I was moved to write this by seeing again the old episode titled “Detox” (episode 11, season 1, 2005). Cuddy challenges him to go a week without vicodin to “prove he’s not an addict”. House accepts the challenge, his prize being a month of no clinic duty, and he also accepts the premises: that if he shows signs of physical withdrawal it means he is addicted. He does show these signs, though he tries to hide or deny them, and he also suffers greatly increased pain. Feeling nauseated, he’s told that it’s withdrawal, and replies “No, I’m in pain. Pain causes nausea.” Maybe so, but withdrawal from opioids does too. Finally the pain and withdrawal symptoms make it impossible for him to function as his usual professional self: hyper-smart and intuitive diagnostician. A patient is depending on him, and so are his diagnosticians-in-training, and one of the latter gives him some vicodin and tells him to take it because he’s not able to do what needs to be done.

At the end, asked what he has learned, House says (close paraphrase): I’m an addict….But I’m not going to quit…I pay my bills, I work, I function.

His friend Wilson says, You’ve changed, you’re miserable and you’re afraid to face yourself…Everything’s the leg, nothing’s the pills?

House: They let me do my job, and they take away my pain.

So, House won’t abandon the vicodin because he cannot function without pain relief, but he caves to the notion that he is an addict.

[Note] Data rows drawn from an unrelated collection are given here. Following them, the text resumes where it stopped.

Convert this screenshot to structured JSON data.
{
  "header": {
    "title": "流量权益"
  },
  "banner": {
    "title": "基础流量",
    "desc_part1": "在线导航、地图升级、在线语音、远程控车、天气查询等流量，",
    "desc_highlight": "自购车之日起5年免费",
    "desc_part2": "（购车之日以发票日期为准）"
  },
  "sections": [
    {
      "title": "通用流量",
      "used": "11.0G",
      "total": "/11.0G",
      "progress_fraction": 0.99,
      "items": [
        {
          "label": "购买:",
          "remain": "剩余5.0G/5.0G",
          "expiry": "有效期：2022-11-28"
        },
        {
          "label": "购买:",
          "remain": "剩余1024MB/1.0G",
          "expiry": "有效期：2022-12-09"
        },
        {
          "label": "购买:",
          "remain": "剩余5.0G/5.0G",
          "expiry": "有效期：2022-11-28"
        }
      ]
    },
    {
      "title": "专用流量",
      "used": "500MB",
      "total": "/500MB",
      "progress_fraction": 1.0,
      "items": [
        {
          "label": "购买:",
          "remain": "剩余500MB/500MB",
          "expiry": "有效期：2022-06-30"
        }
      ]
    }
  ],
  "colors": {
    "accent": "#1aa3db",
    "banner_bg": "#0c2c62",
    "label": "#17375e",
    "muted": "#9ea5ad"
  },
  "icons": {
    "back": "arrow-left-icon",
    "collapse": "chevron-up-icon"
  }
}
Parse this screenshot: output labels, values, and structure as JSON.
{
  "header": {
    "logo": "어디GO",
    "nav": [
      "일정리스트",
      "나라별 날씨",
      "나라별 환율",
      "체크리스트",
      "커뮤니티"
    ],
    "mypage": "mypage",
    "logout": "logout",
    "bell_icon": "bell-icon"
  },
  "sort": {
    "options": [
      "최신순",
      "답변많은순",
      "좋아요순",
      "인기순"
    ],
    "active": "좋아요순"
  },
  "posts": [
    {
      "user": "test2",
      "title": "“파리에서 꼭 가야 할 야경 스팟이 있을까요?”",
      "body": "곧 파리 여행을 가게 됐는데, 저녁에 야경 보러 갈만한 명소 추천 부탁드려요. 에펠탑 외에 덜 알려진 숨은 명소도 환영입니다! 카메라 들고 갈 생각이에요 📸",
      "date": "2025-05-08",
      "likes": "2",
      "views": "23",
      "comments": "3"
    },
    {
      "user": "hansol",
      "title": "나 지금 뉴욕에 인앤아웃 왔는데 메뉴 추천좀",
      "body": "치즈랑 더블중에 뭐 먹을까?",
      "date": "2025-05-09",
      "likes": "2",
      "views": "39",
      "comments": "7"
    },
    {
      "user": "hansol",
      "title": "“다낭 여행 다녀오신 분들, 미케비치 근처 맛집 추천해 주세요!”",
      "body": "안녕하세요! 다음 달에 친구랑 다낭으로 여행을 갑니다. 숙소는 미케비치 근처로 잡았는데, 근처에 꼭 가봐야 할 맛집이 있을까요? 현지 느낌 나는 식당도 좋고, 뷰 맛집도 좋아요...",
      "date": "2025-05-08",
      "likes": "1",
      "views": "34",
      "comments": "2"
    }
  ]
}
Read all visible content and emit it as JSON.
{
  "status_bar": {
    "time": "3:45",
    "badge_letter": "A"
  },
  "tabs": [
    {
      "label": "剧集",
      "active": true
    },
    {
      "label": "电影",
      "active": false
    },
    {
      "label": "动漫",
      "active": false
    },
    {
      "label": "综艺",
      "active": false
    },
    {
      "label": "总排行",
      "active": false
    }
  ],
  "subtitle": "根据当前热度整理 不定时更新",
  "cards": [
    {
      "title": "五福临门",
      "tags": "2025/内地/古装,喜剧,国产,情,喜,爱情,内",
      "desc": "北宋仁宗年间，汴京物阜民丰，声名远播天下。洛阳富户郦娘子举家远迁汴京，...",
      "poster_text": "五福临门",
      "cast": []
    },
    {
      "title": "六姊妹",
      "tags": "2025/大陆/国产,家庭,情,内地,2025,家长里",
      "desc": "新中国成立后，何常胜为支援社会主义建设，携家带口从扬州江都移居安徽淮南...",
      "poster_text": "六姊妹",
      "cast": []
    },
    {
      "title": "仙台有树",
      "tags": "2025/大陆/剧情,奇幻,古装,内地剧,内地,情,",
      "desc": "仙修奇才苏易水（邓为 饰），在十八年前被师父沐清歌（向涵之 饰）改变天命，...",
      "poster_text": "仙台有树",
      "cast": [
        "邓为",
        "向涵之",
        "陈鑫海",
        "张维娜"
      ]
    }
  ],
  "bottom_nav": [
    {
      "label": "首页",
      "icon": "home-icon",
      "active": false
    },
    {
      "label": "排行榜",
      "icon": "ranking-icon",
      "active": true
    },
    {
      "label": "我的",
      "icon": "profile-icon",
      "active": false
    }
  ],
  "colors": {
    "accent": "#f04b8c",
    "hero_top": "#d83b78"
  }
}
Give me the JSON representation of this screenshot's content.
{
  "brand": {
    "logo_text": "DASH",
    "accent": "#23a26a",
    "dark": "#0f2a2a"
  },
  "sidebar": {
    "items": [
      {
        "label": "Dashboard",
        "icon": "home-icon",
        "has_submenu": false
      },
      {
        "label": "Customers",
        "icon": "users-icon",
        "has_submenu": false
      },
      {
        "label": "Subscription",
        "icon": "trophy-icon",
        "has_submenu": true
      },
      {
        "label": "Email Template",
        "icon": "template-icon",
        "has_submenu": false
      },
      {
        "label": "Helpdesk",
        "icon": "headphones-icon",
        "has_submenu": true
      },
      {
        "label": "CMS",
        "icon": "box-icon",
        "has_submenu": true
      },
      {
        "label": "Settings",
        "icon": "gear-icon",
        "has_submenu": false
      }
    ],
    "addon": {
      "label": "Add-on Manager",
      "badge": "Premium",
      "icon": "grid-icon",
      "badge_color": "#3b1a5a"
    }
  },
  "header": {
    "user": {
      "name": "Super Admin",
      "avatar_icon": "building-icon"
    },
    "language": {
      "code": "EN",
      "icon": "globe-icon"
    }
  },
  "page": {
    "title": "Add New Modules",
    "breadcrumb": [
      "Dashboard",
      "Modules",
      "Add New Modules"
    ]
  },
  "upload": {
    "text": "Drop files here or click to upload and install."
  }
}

There are so many things wrong with this, and the writers of a medical show ought to know better.

Addiction Versus Dependence

The refusal to distinguish between these two terms has cursed our management of pain for fifty years or more. But in the last couple of decades medicine has, at last, officially separated the two. Here is a discussion of the terminology from an authoritative source, a Consensus Document issued jointly by The American Academy of Pain Medicine, The American Pain Society and the American Society of Addiction Medicine, called Definitions Related to the
Use of Opioids for the Treatment of Pain
. [I quote at length, so it will be clear that this represents exactly and completely the sense of this document. Emphasis is added.]

BACKGROUND

Clear terminology is necessary for effective communication regarding medical issues. Scientists, clinicians, regulators and the lay public use disparate definitions of terms related to addiction. These disparities contribute to a misunderstanding of the nature of addiction and the risk of addiction, especially in situations in which opioids are used, or are being considered for use, to manage pain. Confusion regarding the treatment of pain results in unnecessary suffering, economic burdens to society, and inappropriate adverse actions against patients and professionals.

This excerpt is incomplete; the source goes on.